En su funcionamiento, es muy importante el papel de los sensores, acelerómetros y giroscopios que le envían la información necesaria a la IMU.

Estos sistemas denominados Microelectromecánicos o MEMS no son una novedad ya que fueron creados en la década de los ‘80 y funcionan mediante “micropesas”, es decir, masas sísmicas.

Cuando la unidad MEMS percibe un movimiento, la inercia que reflejan estas pesas por permanecer en su sitio ofrece una información respecto al resto de la unidad. Dicho de una manera más simple: estos modelos realizan un pequeño movimiento microscópico cuando la moto acelera, inclina o frena.
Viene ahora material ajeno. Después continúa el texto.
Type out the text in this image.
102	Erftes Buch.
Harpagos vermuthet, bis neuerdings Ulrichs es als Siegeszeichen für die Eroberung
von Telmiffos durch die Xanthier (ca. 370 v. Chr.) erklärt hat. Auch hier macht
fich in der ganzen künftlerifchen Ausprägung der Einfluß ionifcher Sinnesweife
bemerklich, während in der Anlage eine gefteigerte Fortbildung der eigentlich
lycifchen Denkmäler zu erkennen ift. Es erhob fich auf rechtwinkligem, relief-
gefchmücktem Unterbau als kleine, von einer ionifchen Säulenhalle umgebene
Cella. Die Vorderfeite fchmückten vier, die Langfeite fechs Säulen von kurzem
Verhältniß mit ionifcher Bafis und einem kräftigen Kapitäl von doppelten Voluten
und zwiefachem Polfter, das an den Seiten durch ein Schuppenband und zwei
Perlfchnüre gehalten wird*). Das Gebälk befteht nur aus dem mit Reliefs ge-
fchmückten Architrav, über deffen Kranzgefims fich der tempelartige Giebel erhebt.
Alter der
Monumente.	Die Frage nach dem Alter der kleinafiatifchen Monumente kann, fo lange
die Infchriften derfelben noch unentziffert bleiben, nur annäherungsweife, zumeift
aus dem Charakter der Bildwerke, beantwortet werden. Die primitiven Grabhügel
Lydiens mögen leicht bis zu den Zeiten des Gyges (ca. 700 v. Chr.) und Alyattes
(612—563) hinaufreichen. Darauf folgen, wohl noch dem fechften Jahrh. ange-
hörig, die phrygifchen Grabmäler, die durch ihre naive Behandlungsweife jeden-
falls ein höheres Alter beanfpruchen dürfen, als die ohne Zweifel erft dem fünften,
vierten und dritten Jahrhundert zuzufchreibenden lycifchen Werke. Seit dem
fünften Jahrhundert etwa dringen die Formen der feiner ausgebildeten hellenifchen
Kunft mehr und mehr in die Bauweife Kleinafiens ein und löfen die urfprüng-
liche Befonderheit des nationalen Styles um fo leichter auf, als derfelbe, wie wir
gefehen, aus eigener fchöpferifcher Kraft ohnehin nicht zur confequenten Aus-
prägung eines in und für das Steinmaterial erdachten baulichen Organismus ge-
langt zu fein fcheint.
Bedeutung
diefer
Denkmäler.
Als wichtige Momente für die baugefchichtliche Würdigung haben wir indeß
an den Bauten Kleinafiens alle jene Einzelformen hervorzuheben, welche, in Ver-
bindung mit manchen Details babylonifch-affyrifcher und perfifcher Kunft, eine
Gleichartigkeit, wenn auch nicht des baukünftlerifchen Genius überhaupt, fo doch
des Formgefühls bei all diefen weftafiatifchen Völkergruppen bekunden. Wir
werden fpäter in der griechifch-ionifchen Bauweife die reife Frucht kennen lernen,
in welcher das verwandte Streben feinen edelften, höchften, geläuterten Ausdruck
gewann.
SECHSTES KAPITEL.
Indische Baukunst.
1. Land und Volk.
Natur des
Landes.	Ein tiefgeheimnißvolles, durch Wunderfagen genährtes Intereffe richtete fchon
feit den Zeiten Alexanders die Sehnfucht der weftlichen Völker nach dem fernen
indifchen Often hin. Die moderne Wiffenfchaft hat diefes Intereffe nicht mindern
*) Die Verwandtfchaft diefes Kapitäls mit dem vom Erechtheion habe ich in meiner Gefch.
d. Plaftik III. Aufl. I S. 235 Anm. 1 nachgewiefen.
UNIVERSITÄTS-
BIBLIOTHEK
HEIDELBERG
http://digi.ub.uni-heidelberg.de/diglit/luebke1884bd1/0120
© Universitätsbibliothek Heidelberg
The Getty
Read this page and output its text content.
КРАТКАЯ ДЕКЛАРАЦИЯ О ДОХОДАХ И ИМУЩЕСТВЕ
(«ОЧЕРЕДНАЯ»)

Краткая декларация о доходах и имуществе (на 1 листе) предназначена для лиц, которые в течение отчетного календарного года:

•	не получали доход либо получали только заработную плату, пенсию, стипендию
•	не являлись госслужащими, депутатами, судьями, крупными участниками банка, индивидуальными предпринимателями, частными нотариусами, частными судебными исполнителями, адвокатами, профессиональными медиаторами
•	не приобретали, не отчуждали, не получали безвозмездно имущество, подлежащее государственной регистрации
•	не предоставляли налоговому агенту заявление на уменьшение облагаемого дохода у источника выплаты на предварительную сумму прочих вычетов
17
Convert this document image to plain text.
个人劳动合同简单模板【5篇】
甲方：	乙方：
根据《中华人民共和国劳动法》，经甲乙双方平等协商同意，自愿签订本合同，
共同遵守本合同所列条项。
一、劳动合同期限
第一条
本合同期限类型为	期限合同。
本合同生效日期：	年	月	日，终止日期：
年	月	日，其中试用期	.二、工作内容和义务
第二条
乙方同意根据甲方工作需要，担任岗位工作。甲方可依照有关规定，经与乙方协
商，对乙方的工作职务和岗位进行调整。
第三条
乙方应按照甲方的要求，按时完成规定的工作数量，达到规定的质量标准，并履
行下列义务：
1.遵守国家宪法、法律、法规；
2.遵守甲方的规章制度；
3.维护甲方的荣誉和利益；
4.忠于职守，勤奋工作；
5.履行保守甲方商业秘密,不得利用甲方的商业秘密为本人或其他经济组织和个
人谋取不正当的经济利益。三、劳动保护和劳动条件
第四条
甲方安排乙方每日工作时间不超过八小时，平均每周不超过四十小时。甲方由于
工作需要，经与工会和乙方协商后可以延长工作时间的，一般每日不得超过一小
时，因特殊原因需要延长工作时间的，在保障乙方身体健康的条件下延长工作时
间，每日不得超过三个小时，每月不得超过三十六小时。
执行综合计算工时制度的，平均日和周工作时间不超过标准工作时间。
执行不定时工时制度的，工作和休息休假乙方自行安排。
Así logra determinar qué tanto se movió la moto.

Estos datos son recogidos por una computadora que realiza cálculos en microsegundos para saber qué cantidad de capacidad de frenada otorgarle a la moto para evitar el deslizamiento de las ruedas.

En definitiva, como todo sistema ABS, éste no puede utilizarse más allá de los límites de lo razonable.

Un ABS no está diseñado para mejorar el potencial de frenada de un piloto experto, sino para ofrecer un colchón de seguridad que no puede superar los límites. Es decir, que vela más por la seguridad que por el rendimiento.